For all the fighting talk, Limerick were still ground to dust in the league semi-final a fortnight later, Waterford running up a score of 3-23 on them. Ryan was gone by July and Limerick were starting again.

On one level, of course, it’s not such a huge surprise that they’ve fashioned a competitive team this quickly. Nobody doubted that they had the county had the raw materials. Two under-21 All-Irelands won in the past three seasons, a couple of appearance in minor All-Ireland finals dotted in between – there was no dispute that they had hurlers to turn to.

On top of that underage bounty, the Limerick colleges have had a complete dominance of the Fitzgibbon Cup competition over the past four years. Mary Immaculate College and the University of Limerick have been champions twice apiece.

In 2016 UCD were the only non-Limerick college left at the semi-final stage. Go through the pillars of this Limerick side and they were all present at that finals weekend down in Cork Institute of Technology. Lynch, Declan Hannon, Richie English and Darragh O'Donovan all starred for Mary I, Tom Morrissey and Mike Casey turned out for UL, and Diarmaid Byrnes top-scored for LIT from wing-back. The nucleus of a serious side was there, all of them young, all of them coming.

But as they say in the financial ads, past performance is no guarantee of future returns. And no county knows that better than Limerick, where they still refer darkly to the lost promise of the underage sides of the early 2000s any time anyone brings up the current crop’s potential. If John Kiely’s players do nothing else this summer, moving people on from the well-worn Limerick narrative of wasted potential will be an achievement in itself.

Sporting chance

They have given themselves a chance at least. In Lynch, they have arguably the player of the championship so far. Still only 22, this is his fourth championship campaign already and the move to midfield looks to have freed him up to affect matches more frequently than when he was an in-and-out presence at wing-forward.

At the other end of the age scale, Graeme Mulcahy turned 28 this week and has had the best start to a championship in his nine-year senior career. His first four shots against Tipperary all split the posts and set the tone for the afternoon, exposing fissures in the Tipp full-back line that still haven't been closed.

His blocking down and subsequent rutting with Mark Coleman at the start of the second half last week was another indicator of Limerick’s refusal to take a backward step even though they were a man short. It’s not often that your corner-forward can be in the game enough to drive the rest of the team on but Mulcahy has done for two games in a row now. So much so that Waterford will probably have to pay him the ultimate compliment of sending Noel Connors to mark him tomorrow.
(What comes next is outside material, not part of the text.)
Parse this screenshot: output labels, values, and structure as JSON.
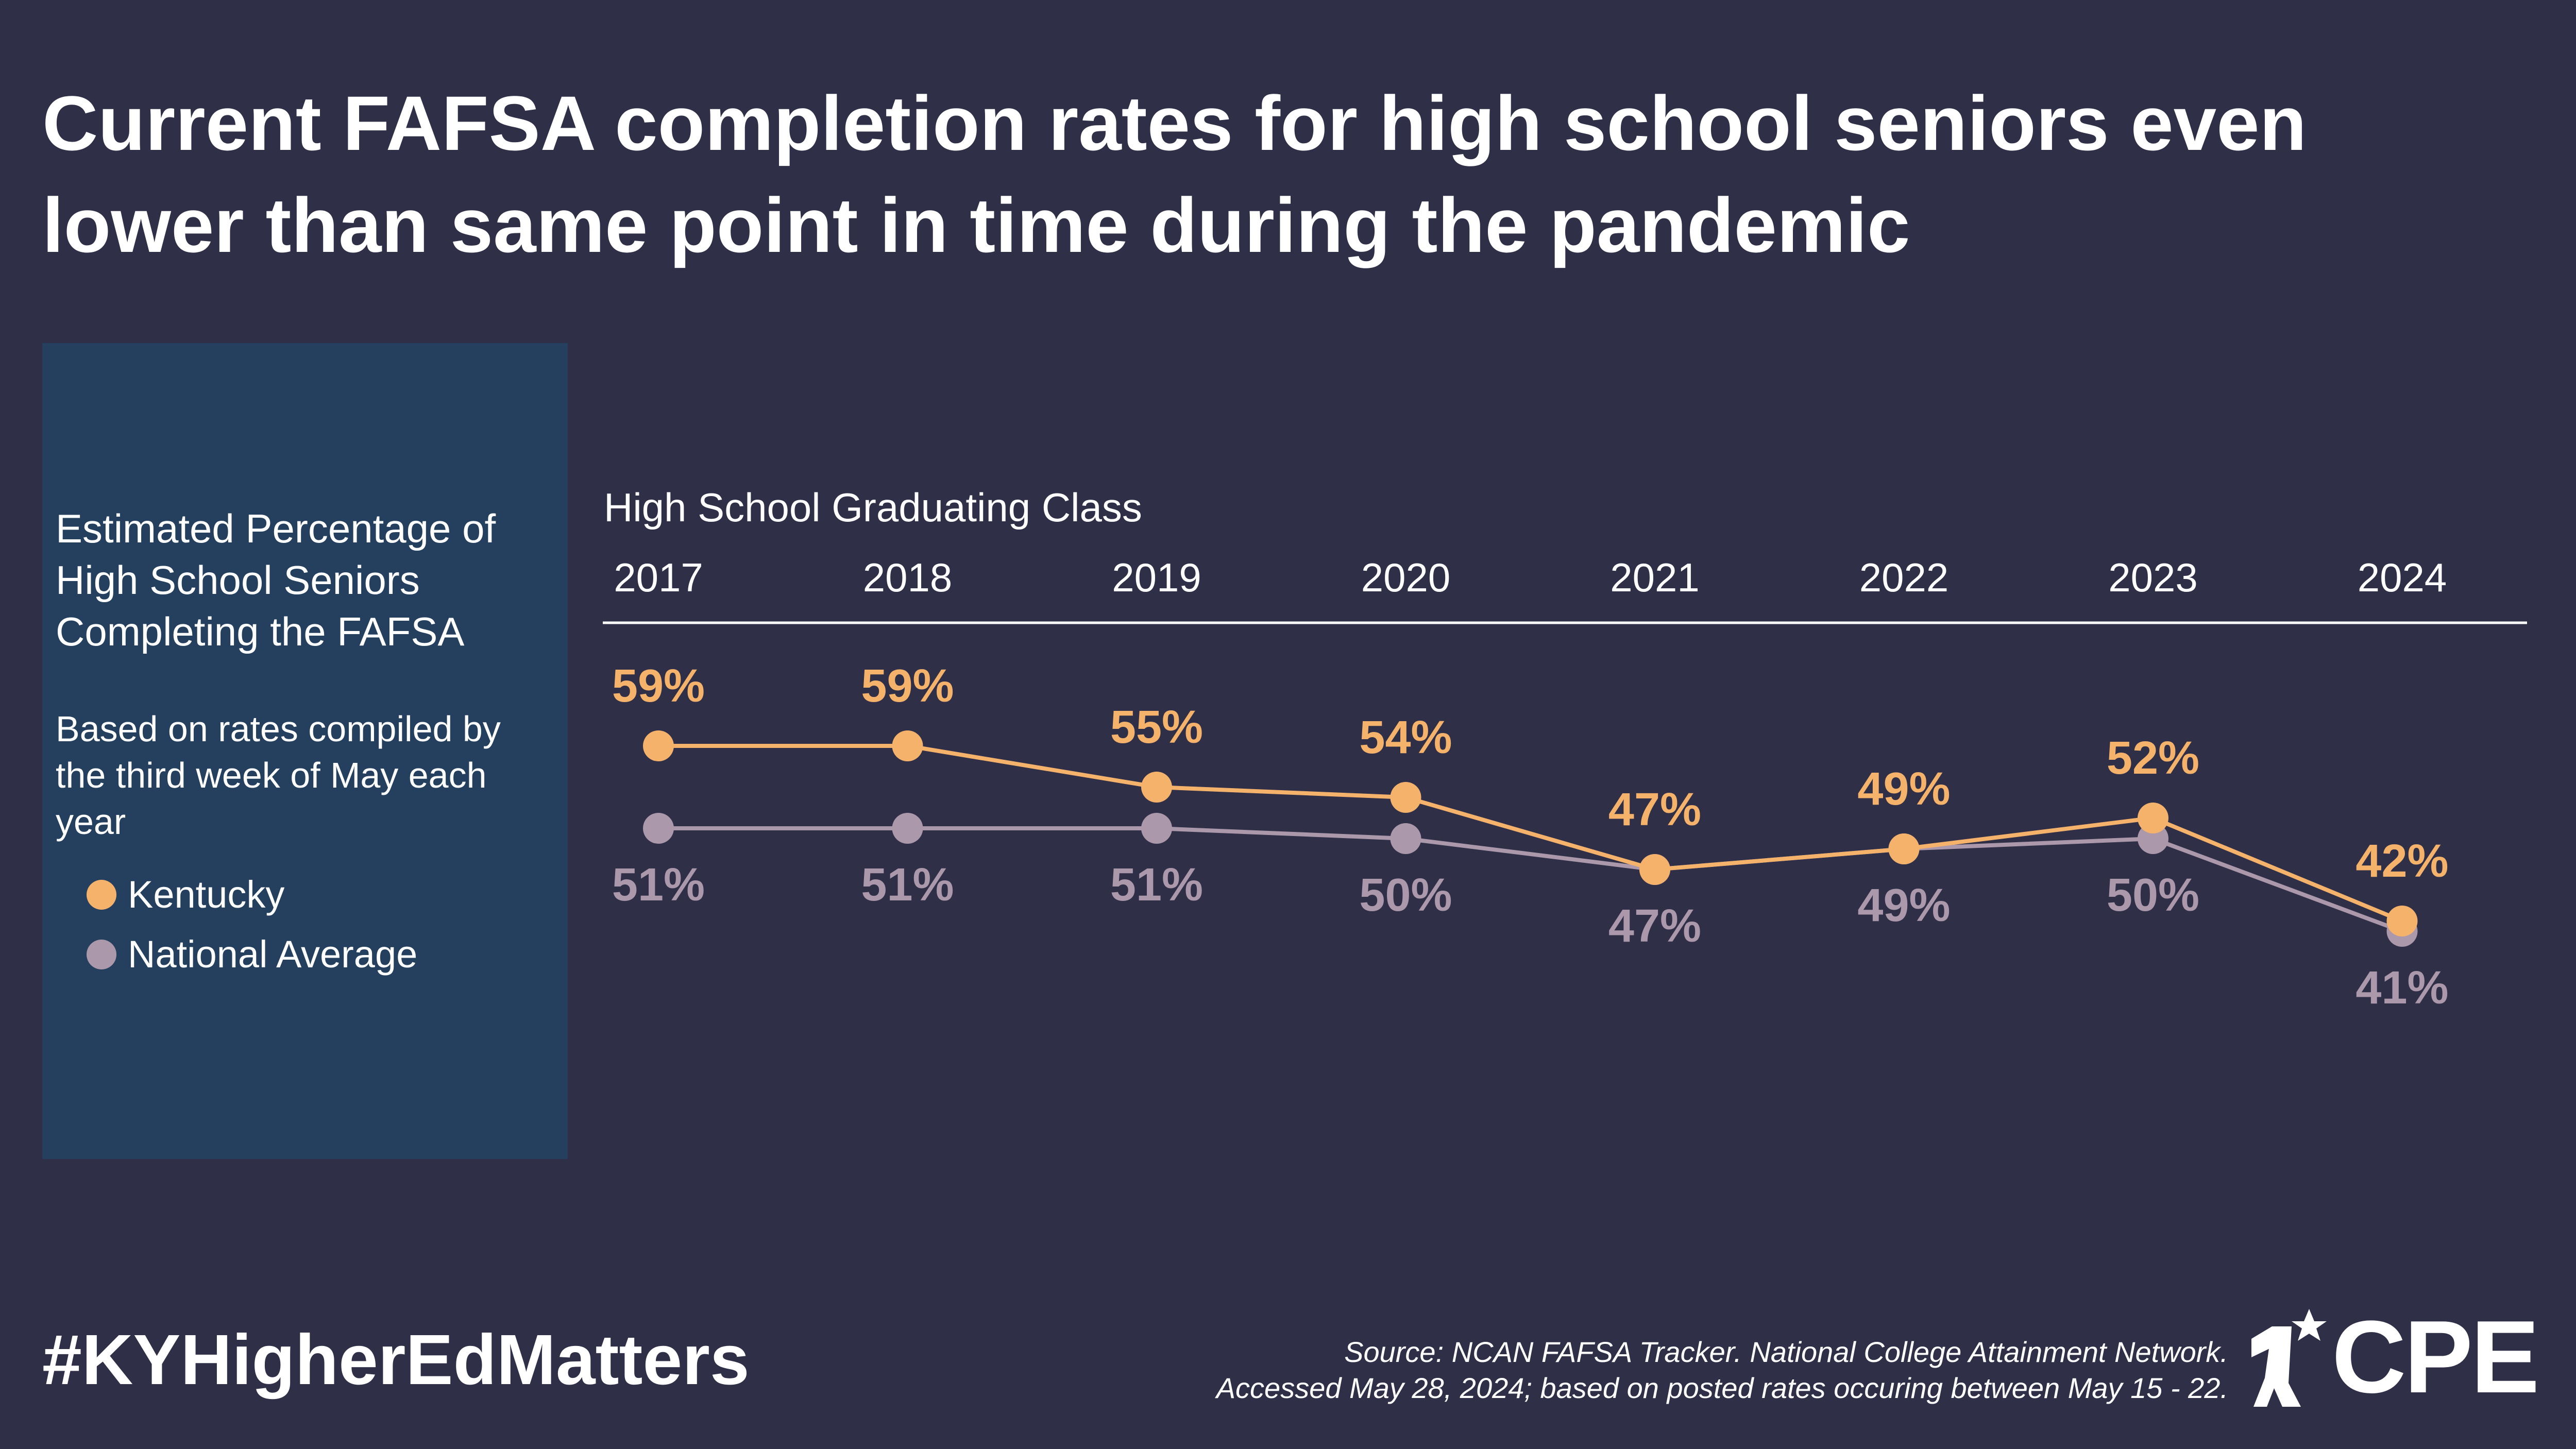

All in all, the skills of this Limerick team are only one part of what has made them popular this summer, both within and beyond the county boundary. There's a thoroughly likeable doggedness about them, personified by corner-back Richie English, who played the second half against Cork with ribs that were bruised so badly, John Kiely brought them up in his post-match interviews.

When Lynch was doing his one-man Light Brigade charge at the death last Saturday, the only reason he had to do it alone was that everyone else was out on their feet. And even then, Morrissey was able to haul himself up to pressure the clearance. They got the equaliser they deserved, not just for Lynch’s endeavour but for the game as a whole.

Limerick in 2018 are a team their public can love unconditionally. And not a vulture to be seen anywhere. Whatever happens from here, that’s a huge step forward.